A book excerpt in Time Magazine Thursday recounts the internal battles over the timing of the withdrawal of U.S troops from Iraq and whether a residual force would remain. Panetta and other Pentagon officials argued for keeping that force.
“My fear, as I voiced to the President and others,” Panetta writes, “was that if the country split apart or slid back into the violence that we’d seen in the years immediately following the U.S. invasion, it could become a new haven for terrorists to plot attacks against the U.S.” He adds that his stance “reflected not just my views but also those of the military commanders in the region and the Joint Chiefs.”
Then, particularly damaging as the nation struggles with the Islamic State and a destabilized region, Panetta suggests Obama’s team put political promises before good foreign policy.

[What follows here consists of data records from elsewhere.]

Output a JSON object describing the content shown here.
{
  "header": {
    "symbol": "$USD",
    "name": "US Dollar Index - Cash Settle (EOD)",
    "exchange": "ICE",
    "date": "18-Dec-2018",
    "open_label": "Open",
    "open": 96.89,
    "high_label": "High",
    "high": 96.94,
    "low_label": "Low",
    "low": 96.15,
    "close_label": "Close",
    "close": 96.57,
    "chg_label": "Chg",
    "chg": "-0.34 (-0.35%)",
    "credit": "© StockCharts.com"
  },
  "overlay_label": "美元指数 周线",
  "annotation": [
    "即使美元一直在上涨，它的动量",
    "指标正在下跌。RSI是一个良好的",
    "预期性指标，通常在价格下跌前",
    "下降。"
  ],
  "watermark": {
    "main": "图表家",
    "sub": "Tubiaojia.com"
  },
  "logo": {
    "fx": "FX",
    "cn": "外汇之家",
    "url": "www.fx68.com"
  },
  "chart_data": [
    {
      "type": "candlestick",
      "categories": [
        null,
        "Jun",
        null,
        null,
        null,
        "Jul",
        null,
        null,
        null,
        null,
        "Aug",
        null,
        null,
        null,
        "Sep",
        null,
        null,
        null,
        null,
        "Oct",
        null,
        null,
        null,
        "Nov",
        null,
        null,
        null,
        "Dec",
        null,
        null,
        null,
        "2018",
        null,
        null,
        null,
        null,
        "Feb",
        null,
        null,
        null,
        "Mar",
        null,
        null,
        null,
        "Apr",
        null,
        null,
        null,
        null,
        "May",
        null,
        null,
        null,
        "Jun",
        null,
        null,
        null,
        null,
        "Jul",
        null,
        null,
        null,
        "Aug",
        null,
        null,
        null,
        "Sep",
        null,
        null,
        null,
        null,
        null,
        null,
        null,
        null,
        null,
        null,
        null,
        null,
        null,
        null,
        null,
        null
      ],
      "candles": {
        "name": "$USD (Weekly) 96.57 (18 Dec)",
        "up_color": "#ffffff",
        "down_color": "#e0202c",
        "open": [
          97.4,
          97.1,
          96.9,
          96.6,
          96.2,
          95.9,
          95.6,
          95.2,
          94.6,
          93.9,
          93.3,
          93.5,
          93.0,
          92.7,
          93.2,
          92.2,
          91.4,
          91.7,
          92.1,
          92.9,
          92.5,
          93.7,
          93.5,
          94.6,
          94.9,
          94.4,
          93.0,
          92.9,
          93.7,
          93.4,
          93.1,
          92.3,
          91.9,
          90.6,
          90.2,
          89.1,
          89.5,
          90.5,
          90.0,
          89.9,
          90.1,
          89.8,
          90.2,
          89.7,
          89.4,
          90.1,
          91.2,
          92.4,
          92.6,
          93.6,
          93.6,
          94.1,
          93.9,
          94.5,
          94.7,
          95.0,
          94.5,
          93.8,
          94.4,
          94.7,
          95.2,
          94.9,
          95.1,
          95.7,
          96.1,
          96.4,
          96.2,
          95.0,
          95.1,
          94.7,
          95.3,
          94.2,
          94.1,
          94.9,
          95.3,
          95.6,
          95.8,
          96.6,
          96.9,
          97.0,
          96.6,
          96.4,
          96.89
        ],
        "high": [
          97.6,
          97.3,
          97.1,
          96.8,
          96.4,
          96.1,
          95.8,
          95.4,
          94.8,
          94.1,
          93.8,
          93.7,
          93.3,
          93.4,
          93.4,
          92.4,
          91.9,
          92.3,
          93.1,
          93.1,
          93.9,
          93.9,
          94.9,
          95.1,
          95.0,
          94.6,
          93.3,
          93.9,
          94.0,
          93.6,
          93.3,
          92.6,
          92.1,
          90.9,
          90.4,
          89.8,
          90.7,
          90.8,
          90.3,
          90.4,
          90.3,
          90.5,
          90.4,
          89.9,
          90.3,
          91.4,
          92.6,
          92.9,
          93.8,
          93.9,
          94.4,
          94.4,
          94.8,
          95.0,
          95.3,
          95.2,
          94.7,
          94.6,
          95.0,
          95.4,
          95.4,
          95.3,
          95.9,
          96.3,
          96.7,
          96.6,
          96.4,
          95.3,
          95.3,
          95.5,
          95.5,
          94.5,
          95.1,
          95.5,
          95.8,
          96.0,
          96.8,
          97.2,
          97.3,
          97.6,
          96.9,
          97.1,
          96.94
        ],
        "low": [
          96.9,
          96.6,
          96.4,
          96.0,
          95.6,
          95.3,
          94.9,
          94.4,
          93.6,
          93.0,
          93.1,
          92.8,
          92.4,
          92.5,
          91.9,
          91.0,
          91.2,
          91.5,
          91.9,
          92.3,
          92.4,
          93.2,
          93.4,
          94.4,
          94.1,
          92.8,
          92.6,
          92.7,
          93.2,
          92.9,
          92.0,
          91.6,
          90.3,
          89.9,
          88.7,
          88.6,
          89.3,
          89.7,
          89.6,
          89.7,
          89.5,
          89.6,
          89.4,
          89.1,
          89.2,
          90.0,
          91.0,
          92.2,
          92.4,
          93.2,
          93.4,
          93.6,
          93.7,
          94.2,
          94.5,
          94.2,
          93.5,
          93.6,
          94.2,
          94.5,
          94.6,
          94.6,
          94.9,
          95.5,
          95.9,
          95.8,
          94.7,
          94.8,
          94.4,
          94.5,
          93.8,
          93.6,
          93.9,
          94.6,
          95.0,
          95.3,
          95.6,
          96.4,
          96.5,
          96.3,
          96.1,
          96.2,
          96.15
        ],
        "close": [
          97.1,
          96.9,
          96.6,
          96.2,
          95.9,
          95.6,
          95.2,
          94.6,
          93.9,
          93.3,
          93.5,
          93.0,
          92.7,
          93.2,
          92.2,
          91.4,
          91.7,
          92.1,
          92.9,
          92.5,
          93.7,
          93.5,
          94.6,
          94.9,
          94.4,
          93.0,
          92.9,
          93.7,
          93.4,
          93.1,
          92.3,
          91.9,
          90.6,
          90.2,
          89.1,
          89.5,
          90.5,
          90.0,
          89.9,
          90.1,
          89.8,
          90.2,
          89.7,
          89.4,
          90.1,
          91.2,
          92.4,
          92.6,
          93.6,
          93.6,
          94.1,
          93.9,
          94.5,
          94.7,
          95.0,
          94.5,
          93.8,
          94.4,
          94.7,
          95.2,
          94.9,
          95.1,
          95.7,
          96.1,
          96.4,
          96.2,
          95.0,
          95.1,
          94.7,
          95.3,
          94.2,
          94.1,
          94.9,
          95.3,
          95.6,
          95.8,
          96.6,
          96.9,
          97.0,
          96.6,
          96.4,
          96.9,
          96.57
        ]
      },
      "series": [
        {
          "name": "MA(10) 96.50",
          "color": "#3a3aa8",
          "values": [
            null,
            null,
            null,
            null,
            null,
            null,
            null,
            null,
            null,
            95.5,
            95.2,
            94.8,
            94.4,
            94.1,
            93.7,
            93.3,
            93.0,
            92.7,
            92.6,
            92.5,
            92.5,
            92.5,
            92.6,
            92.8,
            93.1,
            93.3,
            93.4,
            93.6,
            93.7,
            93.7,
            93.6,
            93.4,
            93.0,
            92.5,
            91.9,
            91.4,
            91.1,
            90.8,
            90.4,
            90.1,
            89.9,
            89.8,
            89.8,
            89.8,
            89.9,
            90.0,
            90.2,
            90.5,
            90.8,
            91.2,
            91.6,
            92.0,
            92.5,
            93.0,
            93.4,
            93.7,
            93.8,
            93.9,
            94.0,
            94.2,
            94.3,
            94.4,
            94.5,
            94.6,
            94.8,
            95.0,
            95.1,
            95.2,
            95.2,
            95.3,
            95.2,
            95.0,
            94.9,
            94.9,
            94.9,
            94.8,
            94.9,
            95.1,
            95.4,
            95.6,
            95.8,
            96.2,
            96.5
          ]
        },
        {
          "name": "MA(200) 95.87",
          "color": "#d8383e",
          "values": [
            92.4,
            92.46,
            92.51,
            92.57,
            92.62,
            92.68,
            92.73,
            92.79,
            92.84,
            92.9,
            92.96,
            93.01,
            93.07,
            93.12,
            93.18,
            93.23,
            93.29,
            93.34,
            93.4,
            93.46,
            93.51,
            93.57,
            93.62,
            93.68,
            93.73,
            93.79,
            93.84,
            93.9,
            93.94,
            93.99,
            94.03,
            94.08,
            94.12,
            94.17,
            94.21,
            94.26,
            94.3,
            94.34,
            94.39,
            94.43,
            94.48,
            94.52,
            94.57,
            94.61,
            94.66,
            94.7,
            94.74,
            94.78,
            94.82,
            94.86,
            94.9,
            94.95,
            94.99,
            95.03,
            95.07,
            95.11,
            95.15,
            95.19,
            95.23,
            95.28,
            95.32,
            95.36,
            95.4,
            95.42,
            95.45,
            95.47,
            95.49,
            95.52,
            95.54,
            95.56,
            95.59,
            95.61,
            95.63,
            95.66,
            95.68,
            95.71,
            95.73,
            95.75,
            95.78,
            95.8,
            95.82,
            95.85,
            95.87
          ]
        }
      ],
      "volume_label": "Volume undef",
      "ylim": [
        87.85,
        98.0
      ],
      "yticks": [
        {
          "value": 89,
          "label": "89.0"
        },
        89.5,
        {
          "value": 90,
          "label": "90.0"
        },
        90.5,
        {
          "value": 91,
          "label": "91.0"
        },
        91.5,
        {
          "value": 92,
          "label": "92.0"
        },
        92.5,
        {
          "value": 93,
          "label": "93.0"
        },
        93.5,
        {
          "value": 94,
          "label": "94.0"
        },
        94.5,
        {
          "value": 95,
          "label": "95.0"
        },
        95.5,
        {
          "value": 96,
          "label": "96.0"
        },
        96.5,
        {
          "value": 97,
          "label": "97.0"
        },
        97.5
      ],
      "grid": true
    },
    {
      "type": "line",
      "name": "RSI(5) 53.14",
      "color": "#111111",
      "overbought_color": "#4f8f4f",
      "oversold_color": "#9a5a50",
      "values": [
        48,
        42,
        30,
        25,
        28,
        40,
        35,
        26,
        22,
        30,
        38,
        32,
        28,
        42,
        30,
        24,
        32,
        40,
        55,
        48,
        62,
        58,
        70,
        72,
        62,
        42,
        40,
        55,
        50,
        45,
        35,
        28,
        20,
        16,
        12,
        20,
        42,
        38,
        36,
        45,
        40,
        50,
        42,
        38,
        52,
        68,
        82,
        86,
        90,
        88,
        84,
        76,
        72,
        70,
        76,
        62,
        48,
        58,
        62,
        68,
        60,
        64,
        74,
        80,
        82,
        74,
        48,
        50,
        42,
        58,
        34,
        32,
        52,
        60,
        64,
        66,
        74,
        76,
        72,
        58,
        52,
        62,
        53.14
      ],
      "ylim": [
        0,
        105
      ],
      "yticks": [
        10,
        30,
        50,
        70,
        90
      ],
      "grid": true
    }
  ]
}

“But the President’s team at the White House pushed back, ” he recalls, “and the differences occasionally became heated. [Undersecretary of Defense Michele] Flournoy argued our case, and those on our side viewed the White House as so eager to rid itself of Iraq that it was willing to withdraw rather than lock in arrangements that would preserve our influence and interests.”
The White House, Panetta writes, “coordinated the negotiations but never led them. . . but without the President’s active advocacy, al-Maliki was allowed to slip away.”
And Obama had such nice things to say about Panetta at his Pentagon farewell ceremony last year.